# Lily pipe kit question !!!



## Alexpatrascu (Jun 13, 2010)

Hey guys.

I was thinking of changing my green intake and output spray bar from my eheim 2215 and going with the lily pipe kit.

What kind of lily pipe I would need for a 30-40 gal tank ?!?

I saw a few dimensions(9mm, 10mm, 13mm, 15mm) and I don't know which one is the best for that kind of tank !!!

Any info on this and where I could get a cheaper kit ?!?

I'd be interested in getting the acrylic one instead of the glass one as it's safer.

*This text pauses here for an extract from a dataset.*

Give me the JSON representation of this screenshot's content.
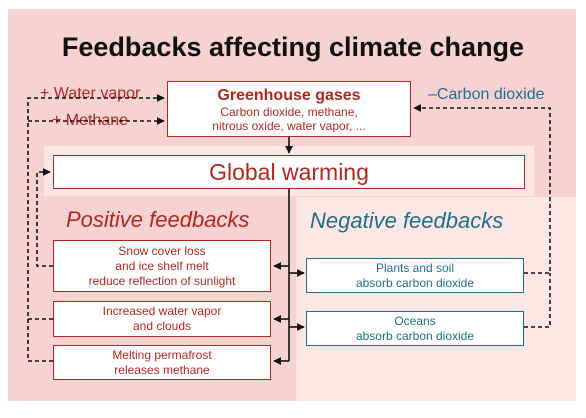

I can only find glass ones on eBay so I really don't know where I could get a acrylic one for cheap.

Thanks.


----------



## Darkblade48 (Jan 28, 2008)

The dimensions that are suitable are the ones that will fit your Eheim 2215. I believe the correct size is 13 mm.


----------



## matti2uude (Jan 10, 2009)

Yes the Eheim 2215 uses the 13mm size. 


Sent from my iPhone using Tapatalk


----------



## TLe041 (Feb 9, 2010)

Here are two of the choices you can go with:


Aquaticmagic: http://www.aqmagic.com/lily-pipe/magic-lily-pipe-13mm-p-85.html
Do!aqua (ADA) set I'm selling: http://www.plantedtank.net/forums/swap-n-shop/134171-new-do-aqua-lily-pipes-set.html


----------



## Alexpatrascu (Jun 13, 2010)

Thanks for the input guys.

@ TLe041, that's kinda expensive for me right now, but thanks.


----------